Unlike the parties' agreed amendment of the Complaint to bifurcate the claim for excessive force against Officer Bennett into two claims based on the bodyslam and handcuffing, which the Court may deem amended under Rule 15, the Court cannot deem an amendment based on their agreement to add a completely different claim that was not referenced in the Complaint against a nonparty that was never served. No claim for failure to train exists against any defendant.

V. CONCLUSION

For the foregoing reasons, the Defendant's Motion for Partial Summary Judgment (# 45) is GRANTED IN PART. The Plaintiff's claim for excessive force based on the manner of handcuffing is DISMISSED. The Motion is DENIED in all other respects. The parties shall jointly contact chambers within 14 days of this order to schedule the final pretrial conference.

FootNotes


1. The Court recounts the undisputed facts and the disputed facts in the light most favorable to Mr. Al-Baaj, the nonmoving party. See Garrett v.
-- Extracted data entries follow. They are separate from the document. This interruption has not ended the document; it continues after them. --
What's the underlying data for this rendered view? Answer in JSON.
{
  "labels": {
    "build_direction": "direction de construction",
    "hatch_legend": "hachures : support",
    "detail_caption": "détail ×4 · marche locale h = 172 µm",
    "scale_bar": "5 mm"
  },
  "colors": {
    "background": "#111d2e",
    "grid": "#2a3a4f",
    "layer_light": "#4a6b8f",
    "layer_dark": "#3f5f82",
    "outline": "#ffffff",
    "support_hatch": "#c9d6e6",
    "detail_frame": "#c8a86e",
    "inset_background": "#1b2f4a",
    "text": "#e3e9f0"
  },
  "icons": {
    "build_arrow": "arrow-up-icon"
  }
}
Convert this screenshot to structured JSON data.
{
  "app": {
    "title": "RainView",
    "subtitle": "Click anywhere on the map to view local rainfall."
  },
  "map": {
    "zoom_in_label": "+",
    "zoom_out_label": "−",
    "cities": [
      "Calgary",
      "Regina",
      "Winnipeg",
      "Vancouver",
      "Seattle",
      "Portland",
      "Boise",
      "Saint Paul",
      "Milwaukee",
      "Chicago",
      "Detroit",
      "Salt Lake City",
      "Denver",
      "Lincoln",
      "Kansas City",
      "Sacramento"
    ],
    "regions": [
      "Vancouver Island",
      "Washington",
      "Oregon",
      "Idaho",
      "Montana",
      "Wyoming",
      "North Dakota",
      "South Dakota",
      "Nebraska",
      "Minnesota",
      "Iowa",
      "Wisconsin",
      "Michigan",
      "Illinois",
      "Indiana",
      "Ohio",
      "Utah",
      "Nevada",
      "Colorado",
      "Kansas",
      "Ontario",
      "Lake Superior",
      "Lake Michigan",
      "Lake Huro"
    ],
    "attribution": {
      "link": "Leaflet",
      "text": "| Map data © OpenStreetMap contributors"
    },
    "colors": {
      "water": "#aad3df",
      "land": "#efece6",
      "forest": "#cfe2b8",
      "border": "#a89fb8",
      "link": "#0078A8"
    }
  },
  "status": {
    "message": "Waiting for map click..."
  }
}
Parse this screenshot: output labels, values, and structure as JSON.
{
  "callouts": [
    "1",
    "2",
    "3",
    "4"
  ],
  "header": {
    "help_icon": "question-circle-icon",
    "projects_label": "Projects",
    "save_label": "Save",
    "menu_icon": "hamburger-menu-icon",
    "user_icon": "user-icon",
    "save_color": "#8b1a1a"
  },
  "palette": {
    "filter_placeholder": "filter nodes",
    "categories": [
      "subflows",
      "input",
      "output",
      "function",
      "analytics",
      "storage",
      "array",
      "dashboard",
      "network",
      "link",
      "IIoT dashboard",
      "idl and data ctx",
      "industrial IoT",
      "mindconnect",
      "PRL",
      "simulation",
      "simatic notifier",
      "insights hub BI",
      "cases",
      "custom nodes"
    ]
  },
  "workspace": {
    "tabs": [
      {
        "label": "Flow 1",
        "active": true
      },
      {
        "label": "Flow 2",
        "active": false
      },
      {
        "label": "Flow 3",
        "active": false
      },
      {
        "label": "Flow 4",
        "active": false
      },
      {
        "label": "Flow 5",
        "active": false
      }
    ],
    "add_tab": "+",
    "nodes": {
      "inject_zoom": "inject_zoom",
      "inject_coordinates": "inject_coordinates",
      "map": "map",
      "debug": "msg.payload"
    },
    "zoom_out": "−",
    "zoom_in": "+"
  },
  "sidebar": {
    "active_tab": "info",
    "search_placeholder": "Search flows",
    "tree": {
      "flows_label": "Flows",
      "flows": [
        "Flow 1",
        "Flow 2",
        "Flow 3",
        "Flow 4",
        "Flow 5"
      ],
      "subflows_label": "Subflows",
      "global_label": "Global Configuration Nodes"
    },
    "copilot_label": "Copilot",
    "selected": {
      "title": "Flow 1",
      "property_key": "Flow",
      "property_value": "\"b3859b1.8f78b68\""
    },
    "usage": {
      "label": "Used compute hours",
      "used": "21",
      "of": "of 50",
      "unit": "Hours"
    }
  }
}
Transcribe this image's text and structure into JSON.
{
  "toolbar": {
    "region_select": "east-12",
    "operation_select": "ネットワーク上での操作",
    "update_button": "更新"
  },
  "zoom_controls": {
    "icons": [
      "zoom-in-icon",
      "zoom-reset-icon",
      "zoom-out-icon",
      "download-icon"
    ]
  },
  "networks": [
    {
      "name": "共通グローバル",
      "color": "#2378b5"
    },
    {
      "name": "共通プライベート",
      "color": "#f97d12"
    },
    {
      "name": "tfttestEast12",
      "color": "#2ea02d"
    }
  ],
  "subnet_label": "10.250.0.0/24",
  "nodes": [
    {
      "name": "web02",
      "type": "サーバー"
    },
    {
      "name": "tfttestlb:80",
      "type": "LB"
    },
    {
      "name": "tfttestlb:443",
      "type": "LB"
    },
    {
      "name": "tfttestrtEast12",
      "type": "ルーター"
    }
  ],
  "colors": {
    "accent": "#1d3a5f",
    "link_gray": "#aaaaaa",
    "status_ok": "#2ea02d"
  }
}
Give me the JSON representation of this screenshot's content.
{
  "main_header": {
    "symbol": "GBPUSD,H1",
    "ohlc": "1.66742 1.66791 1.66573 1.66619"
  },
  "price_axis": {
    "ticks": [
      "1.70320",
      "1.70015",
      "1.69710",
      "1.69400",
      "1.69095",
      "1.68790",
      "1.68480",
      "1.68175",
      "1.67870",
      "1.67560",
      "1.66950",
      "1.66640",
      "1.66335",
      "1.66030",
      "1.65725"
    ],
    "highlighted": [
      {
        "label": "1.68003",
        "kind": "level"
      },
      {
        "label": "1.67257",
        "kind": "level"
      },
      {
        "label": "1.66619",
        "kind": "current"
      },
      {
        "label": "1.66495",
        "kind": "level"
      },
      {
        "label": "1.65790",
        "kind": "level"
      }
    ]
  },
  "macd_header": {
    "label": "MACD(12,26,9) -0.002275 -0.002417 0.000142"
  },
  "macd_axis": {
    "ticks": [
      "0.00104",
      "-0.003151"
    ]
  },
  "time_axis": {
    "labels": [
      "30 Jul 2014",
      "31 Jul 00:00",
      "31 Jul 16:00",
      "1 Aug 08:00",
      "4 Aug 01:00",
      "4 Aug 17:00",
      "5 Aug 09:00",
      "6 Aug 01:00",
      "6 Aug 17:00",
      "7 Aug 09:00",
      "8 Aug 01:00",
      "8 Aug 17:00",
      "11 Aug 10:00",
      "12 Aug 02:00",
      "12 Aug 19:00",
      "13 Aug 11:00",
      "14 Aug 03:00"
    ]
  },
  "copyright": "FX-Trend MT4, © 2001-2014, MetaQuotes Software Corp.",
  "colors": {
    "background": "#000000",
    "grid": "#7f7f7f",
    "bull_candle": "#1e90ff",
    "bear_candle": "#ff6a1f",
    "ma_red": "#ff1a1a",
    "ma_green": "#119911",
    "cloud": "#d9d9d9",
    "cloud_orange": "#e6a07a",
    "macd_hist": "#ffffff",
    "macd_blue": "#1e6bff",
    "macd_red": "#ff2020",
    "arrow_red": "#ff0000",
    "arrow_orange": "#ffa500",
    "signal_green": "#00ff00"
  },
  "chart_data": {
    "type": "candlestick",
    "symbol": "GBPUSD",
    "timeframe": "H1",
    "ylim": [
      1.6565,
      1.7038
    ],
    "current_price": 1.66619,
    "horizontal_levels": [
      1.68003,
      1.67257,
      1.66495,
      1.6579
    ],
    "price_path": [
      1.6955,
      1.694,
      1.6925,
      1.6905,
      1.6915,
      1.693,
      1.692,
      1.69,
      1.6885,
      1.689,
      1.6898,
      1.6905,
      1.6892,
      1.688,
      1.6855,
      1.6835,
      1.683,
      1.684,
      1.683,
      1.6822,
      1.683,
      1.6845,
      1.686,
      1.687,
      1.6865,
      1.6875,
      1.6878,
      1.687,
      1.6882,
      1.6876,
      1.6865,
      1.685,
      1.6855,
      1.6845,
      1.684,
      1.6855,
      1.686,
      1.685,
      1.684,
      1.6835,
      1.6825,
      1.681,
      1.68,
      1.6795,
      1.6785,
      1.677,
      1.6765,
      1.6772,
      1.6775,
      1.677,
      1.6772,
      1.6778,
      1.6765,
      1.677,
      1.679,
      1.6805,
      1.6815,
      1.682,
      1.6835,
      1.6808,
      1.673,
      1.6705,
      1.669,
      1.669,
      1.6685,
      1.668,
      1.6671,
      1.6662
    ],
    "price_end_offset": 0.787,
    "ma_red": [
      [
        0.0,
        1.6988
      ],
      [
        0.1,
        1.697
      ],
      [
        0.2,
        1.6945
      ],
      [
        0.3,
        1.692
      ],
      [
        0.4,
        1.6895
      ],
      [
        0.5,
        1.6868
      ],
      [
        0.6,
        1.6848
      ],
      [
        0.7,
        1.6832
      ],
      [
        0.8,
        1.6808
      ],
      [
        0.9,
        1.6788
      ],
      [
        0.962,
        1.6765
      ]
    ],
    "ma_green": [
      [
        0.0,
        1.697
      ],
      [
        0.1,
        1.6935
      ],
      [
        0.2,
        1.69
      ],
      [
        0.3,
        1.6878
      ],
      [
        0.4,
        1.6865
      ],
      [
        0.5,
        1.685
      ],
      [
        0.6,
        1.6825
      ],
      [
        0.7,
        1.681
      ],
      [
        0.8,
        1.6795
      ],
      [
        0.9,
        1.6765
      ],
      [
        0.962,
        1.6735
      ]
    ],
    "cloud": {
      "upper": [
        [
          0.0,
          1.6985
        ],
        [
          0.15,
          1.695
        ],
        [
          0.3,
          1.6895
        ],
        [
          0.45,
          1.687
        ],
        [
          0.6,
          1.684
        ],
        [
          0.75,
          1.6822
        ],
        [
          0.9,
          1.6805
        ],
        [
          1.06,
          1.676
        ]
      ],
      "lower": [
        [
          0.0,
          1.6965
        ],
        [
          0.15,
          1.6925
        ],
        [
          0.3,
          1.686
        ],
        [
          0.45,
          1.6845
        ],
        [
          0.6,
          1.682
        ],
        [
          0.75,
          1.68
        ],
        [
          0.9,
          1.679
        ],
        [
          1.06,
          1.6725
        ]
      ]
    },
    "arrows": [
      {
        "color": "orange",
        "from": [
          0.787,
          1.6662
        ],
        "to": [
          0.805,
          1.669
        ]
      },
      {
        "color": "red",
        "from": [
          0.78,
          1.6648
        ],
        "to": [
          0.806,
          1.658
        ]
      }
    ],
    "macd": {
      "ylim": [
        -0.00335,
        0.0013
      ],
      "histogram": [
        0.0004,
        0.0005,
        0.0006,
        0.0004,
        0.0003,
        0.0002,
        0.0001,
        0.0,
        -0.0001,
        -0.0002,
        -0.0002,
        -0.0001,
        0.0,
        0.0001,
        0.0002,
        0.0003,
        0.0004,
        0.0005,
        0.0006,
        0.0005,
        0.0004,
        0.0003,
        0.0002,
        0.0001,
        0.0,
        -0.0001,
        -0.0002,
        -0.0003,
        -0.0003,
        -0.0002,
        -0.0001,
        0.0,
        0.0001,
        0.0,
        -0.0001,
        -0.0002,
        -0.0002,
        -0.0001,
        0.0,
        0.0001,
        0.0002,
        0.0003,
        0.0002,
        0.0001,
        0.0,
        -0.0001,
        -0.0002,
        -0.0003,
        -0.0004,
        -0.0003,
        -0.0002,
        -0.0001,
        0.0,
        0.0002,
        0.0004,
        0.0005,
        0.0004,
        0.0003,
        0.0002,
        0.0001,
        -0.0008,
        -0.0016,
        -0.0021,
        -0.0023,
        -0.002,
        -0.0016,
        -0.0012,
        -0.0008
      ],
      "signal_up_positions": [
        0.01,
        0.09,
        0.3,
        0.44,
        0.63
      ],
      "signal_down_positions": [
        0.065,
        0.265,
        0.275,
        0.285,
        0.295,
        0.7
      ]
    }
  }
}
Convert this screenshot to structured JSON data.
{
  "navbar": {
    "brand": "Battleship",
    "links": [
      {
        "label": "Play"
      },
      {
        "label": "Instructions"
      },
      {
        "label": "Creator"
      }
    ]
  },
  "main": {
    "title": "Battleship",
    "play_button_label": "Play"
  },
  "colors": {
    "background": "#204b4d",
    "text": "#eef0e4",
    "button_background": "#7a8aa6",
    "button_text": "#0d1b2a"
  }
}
Hewlett Packard Co., 305 F.3d 1210, 1213 (10th Cir. 2002).
2. Even more factors exist to determine the degree of threat posed to officers when force was used: "(1) whether the officers ordered the suspect to drop his weapon, and the suspect's compliance with police commands; (2) whether any hostile motions were made with the weapon towards the officers; (3) the distance separating the officers and the suspect; and (4) the manifest intentions of the suspect." Estate of Larsen ex rel. Sturdivan v. Murr, 511 F.3d 1255, 1260 (10th Cir. 2008).